So which ingenious Muggle thought this up?
Keedie smiled apologetically at the people whose toes she continued to step on. Accidentally, of course. Until she was old enough to Apparate, the London Underground proved to be the only sensible option. Her father hated her taking it, because of the dangerous position it held in the grand scheme of the Muggle war, but Keedie didn’t really mind it.
She did mind, however, when the speeding underground train pulled to a sudden stop and a thundering crash could be heard resounding throughout the area.
Keedie lurched forward, along with nearly every other Muggle in the carriage. The lights went out and screams soon filled the frightening darkness. Keedie felt a terrifying tremor of fear flood through her, before she heard a muffled whimper coming from behind her.
It was a boy. A boy of about eleven. Keedie could tell, even in the desolate obscurity, that he was injured. She could see a faint trickle of blood protruding from his hairline and his breathing was ragged.
‘Help…me…’ he all but choked.
Keedie did not listen to the panic-stricken screams of all the fully-grown Muggles around her. She did not listen to the people yelling that, any minute, a bomb would hit them and they would all die. She listened only to the little boy, whose breath was unrestrained and beginning to take control of him.
‘What’s your name?’ she asked, brusquely, pushing two men out of her way to sit by him.
He didn’t answer her. He stared despairingly at her, as if trying to convey without words what sheer pain and fright he was feeling.
‘It’s not a bomb,’ said Keedie, sharply. ‘You’re not in danger any more.’
She pulled him, gently, into a proper sitting position and carefully placed one hand on his back. She tried her best to keep his breathing as rhythmic and deep as she could. It was not working as much as she would have liked.
‘Listen to my breaths,’ she commanded, sternly. ‘And match them.’
The boy’s eyes widened and he tried. However, the attack he was experiencing got much more serious and he seemed to be on the verge of choking or even running out of breath altogether.
I can’t use magic outside of school…
Keedie cursed the mantra that pounded in her mind as she tried desperately to get the boy breathing properly
Stuff the Ministry of Magic, he’s bloody hyperventilating!
The boy had passed out, his breathing switching from panicked and hurried to almost non-existent. Keedie was not grateful for the change.
‘Don’t you dare, boy,’ she muttered.
She knew she had to do it. Grateful, suddenly, for the darkness, she took out her wand and drew in her own breath.
Some rules are made to be broken
, she told herself. It’s a life or death situation, Keedie Dante!
The boy lay motionless for a few horrible seconds, which seemed longer than hours to Keedie. Then his eyes opened and he drew breath like a drowning man, panting and sitting up straight.
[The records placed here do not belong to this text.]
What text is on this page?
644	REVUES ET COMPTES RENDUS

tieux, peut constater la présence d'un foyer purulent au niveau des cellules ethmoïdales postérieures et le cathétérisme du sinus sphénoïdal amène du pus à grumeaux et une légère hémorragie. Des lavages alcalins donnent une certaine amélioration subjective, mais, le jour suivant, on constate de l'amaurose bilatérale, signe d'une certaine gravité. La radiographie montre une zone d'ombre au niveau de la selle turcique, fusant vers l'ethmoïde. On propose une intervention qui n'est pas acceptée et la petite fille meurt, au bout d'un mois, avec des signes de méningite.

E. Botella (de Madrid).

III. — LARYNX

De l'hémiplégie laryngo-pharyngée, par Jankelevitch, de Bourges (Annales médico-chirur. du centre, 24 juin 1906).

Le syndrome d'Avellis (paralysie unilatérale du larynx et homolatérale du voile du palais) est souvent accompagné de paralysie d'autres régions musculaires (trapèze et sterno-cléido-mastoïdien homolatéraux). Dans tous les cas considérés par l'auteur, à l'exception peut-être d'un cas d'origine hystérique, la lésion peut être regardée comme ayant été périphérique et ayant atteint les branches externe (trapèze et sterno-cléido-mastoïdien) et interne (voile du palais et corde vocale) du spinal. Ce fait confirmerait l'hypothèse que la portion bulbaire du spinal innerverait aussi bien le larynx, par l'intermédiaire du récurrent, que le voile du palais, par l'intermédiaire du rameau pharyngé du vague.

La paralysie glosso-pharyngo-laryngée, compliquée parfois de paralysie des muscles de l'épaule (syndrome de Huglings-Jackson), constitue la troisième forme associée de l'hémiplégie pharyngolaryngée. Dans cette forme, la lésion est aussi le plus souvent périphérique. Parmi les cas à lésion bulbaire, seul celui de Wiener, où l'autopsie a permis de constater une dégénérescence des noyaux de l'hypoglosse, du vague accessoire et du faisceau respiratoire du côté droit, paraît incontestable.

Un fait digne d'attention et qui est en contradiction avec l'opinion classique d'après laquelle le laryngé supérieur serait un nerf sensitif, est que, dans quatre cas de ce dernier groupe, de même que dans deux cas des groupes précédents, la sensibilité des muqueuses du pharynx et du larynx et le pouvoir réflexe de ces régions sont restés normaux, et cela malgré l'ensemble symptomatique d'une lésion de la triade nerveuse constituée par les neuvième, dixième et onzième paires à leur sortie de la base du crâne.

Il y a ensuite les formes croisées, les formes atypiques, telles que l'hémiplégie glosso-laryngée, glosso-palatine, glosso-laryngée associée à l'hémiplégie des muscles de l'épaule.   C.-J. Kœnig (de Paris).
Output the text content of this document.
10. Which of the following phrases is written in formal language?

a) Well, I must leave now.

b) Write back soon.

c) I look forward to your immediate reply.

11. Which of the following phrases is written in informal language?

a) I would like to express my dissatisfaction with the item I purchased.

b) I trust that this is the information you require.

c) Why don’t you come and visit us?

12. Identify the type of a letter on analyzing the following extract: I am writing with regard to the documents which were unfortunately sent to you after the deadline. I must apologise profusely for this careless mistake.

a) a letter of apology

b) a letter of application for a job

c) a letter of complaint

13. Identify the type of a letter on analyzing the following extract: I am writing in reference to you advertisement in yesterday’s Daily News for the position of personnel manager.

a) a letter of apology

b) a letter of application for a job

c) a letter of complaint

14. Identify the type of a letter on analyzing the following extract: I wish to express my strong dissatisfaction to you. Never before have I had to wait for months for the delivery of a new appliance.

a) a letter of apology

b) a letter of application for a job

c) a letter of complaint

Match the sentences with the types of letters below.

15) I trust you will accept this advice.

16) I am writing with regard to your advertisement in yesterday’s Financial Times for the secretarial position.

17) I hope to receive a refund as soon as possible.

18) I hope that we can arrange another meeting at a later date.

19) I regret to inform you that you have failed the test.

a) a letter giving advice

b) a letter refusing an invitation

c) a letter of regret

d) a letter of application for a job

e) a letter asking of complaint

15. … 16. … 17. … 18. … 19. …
‘Don’t think, just breathe!’ ordered Keedie, placing one hand on his shoulder and staring into his eyes.
His expression went from afraid to relieved. Then he saw her wand. His eyes grew even wider, if possible. Keedie noticed this and shoved it away again. The boy did not miss this, and he looked more curious than Keedie would have liked. At least he was all right.
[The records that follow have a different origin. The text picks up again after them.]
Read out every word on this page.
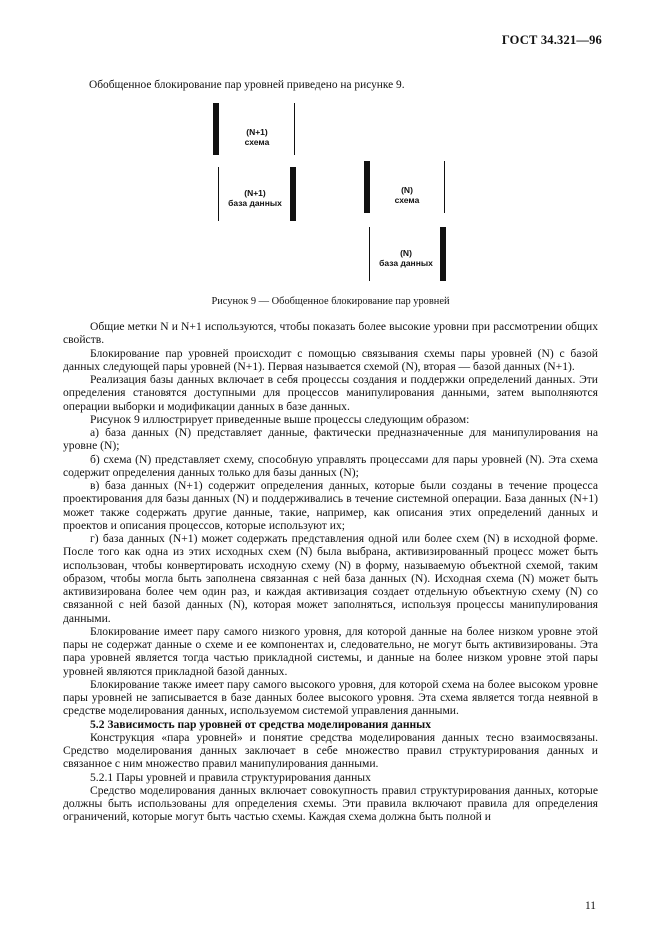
ГОСТ 34.321—96
Обобщенное блокирование пар уровней приведено на рисунке 9.
(N+1)
схема
(N+1)
база данных
(N)
схема
(N)
база данных
Рисунок 9 — Обобщенное блокирование пар уровней

Общие метки N и N+1 используются, чтобы показать более высокие уровни при рассмотрении общих свойств.

Блокирование пар уровней происходит с помощью связывания схемы пары уровней (N) с базой данных следующей пары уровней (N+1). Первая называется схемой (N), вторая — базой данных (N+1).

Реализация базы данных включает в себя процессы создания и поддержки определений данных. Эти определения становятся доступными для процессов манипулирования данными, затем выполняются операции выборки и модификации данных в базе данных.

Рисунок 9 иллюстрирует приведенные выше процессы следующим образом:

а) база данных (N) представляет данные, фактически предназначенные для манипулирования на уровне (N);

б) схема (N) представляет схему, способную управлять процессами для пары уровней (N). Эта схема содержит определения данных только для базы данных (N);

в) база данных (N+1) содержит определения данных, которые были созданы в течение процесса проектирования для базы данных (N) и поддерживались в течение системной операции. База данных (N+1) может также содержать другие данные, такие, например, как описания этих определений данных и проектов и описания процессов, которые используют их;

г) база данных (N+1) может содержать представления одной или более схем (N) в исходной форме. После того как одна из этих исходных схем (N) была выбрана, активизированный процесс может быть использован, чтобы конвертировать исходную схему (N) в форму, называемую объектной схемой, таким образом, чтобы могла быть заполнена связанная с ней база данных (N). Исходная схема (N) может быть активизирована более чем один раз, и каждая активизация создает отдельную объектную схему (N) со связанной с ней базой данных (N), которая может заполняться, используя процессы манипулирования данными.

Блокирование имеет пару самого низкого уровня, для которой данные на более низком уровне этой пары не содержат данные о схеме и ее компонентах и, следовательно, не могут быть активизированы. Эта пара уровней является тогда частью прикладной системы, и данные на более низком уровне этой пары уровней являются прикладной базой данных.

Блокирование также имеет пару самого высокого уровня, для которой схема на более высоком уровне пары уровней не записывается в базе данных более высокого уровня. Эта схема является тогда неявной в средстве моделирования данных, используемом системой управления данными.

5.2 Зависимость пар уровней от средства моделирования данных

Конструкция «пара уровней» и понятие средства моделирования данных тесно взаимосвязаны. Средство моделирования данных заключает в себе множество правил структурирования данных и связанное с ним множество правил манипулирования данными.

5.2.1 Пары уровней и правила структурирования данных

Средство моделирования данных включает совокупность правил структурирования данных, которые должны быть использованы для определения схемы. Эти правила включают правила для определения ограничений, которые могут быть частью схемы. Каждая схема должна быть полной и

11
‘You’re bleeding,’ murmured the boy.
‘Well, you’re welcome,’ said Keedie, waspishly as she treated her own wound. ‘I don’t make a habbit of saving people, you know.’
‘How did you save me, then?’
Oh, this boy was too curious.
‘That was a wand, wasn’t it?’ breathed the boy, looking like most children do on Christmas morning.
Keedie arched an eyebrow and said, irritably, ‘Aren’t you supposed to be in the country? I thought annoying sprogs like you have all been evacuated.’
‘You’re a witch, aren’t you?’ he probed, putting a hand to his obviously pained chest. ‘I won’t tell if you are. But you are…aren’t you?’
Keedie turned to him and smiled.
‘I don’t know what you’re talking about.’